In November 2014, Adam Investments acquired an activated carbon factory through a hostile takeover in the stock market. Activated carbon is like coconut charcoal and is produced from coconut shells. Although the firm had a court order to support its new investment, it was a year before they were able to begin operations. When Gulamhusein and his team eventually walked into the activated carbon factory, they discovered it was dilapidated and overgrown with weeds. They persevered.
The relationship the new owners built with the employees of the factory smoothened the transition. During the year it took for the legal dust to settle, they remained in close contact with the factory’s 80 workers, taking care of them and assuring them the firm was onboard for the long-haul. The factory’s transformation and rebranding to Adam Carbons was an all-hands-on-deck process undertaken with all its employees.

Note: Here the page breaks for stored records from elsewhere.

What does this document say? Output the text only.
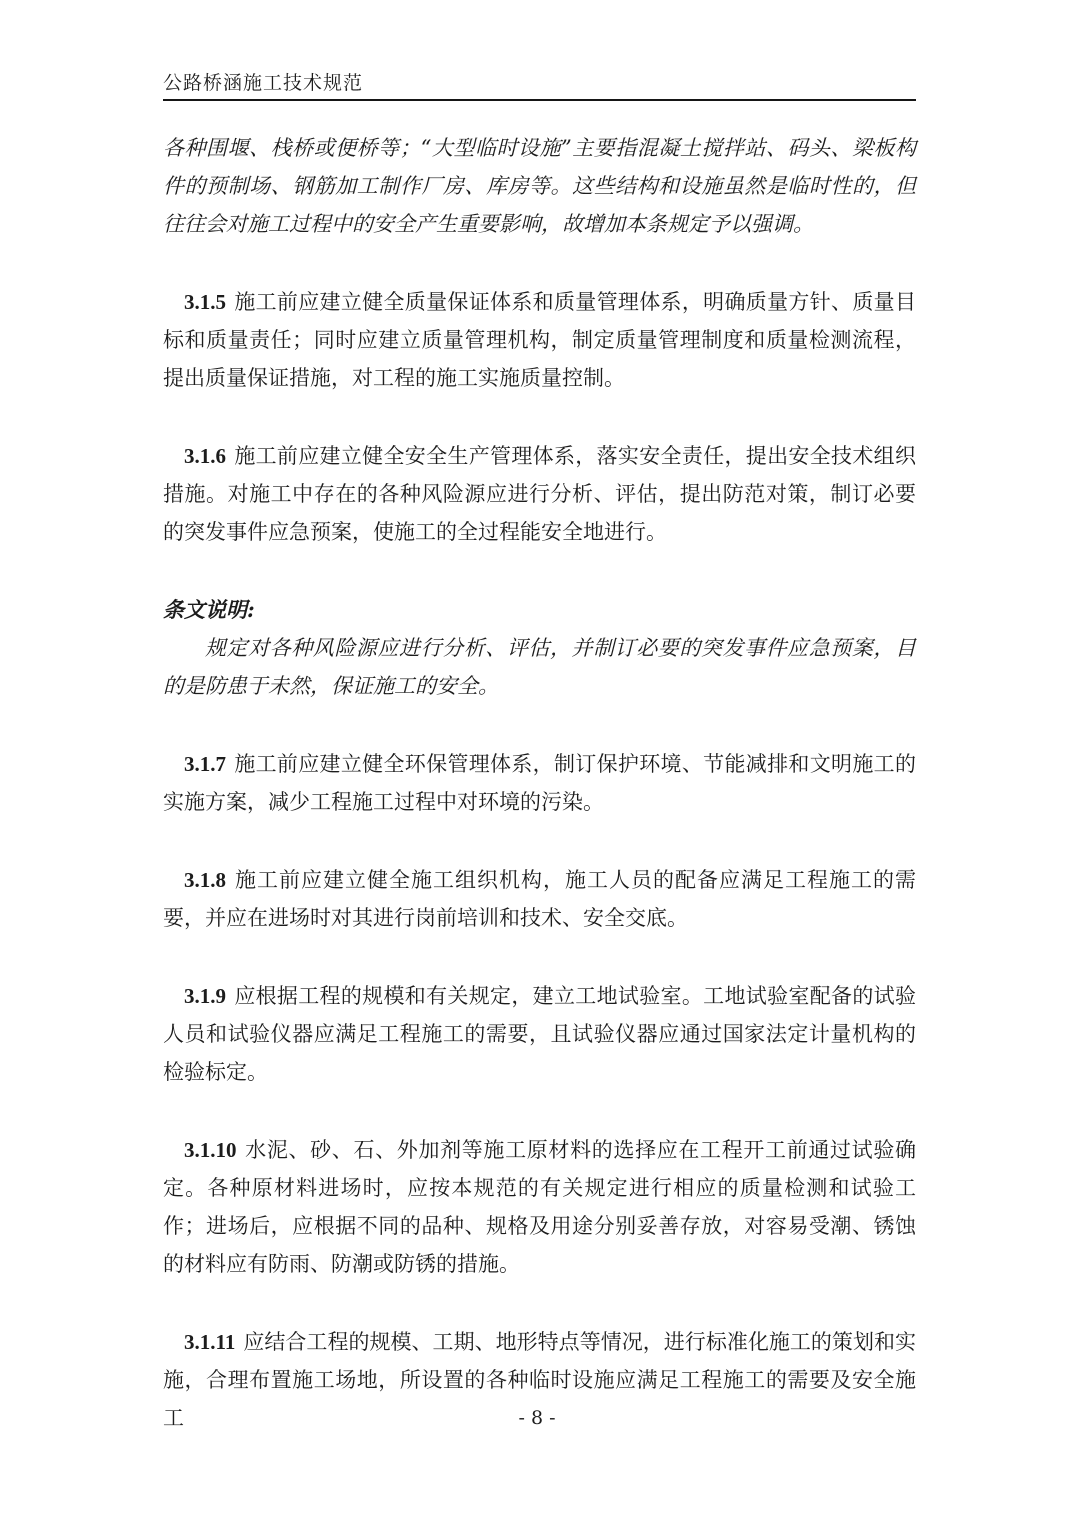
公路桥涵施工技术规范

各种围堰、栈桥或便桥等；“大型临时设施”主要指混凝土搅拌站、码头、梁板构件的预制场、钢筋加工制作厂房、库房等。这些结构和设施虽然是临时性的，但往往会对施工过程中的安全产生重要影响，故增加本条规定予以强调。

3.1.5 施工前应建立健全质量保证体系和质量管理体系，明确质量方针、质量目标和质量责任；同时应建立质量管理机构，制定质量管理制度和质量检测流程，提出质量保证措施，对工程的施工实施质量控制。

3.1.6 施工前应建立健全安全生产管理体系，落实安全责任，提出安全技术组织措施。对施工中存在的各种风险源应进行分析、评估，提出防范对策，制订必要的突发事件应急预案，使施工的全过程能安全地进行。

条文说明:

规定对各种风险源应进行分析、评估，并制订必要的突发事件应急预案，目的是防患于未然，保证施工的安全。

3.1.7 施工前应建立健全环保管理体系，制订保护环境、节能减排和文明施工的实施方案，减少工程施工过程中对环境的污染。

3.1.8 施工前应建立健全施工组织机构，施工人员的配备应满足工程施工的需要，并应在进场时对其进行岗前培训和技术、安全交底。

3.1.9 应根据工程的规模和有关规定，建立工地试验室。工地试验室配备的试验人员和试验仪器应满足工程施工的需要，且试验仪器应通过国家法定计量机构的检验标定。

3.1.10 水泥、砂、石、外加剂等施工原材料的选择应在工程开工前通过试验确定。各种原材料进场时，应按本规范的有关规定进行相应的质量检测和试验工作；进场后，应根据不同的品种、规格及用途分别妥善存放，对容易受潮、锈蚀的材料应有防雨、防潮或防锈的措施。

3.1.11 应结合工程的规模、工期、地形特点等情况，进行标准化施工的策划和实施，合理布置施工场地，所设置的各种临时设施应满足工程施工的需要及安全施工	- 8 -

This mutual learning journey resulted in several improvements. Adam Carbons lowered its carbon footprint thanks to it generating electricity by recycling energy from the manufacturing process. A key selling point for the product, explains Gulamhusein, is that Sri Lankan coconut shell is genetically thicker than other coconut producers, resulting in a higher quality of carbon that is in demand in global markets.
For Gulamhusein, Adam Carbons’ journey has prompted a renewed keenness to explore more manufacturing options in Sri Lanka while also creating robust Sri Lankan brands in international markets. “I want to start manufacturing more Sri Lankan origin products. Having grown up in Sri Lanka, it’s easy for us to see that there are a lot of things that Sri Lanka can do better or manufacture on their own. And that is what I want to start improving and doing in the future; convert more and more products to Sri Lankan origin,” reflects Gulamhusein.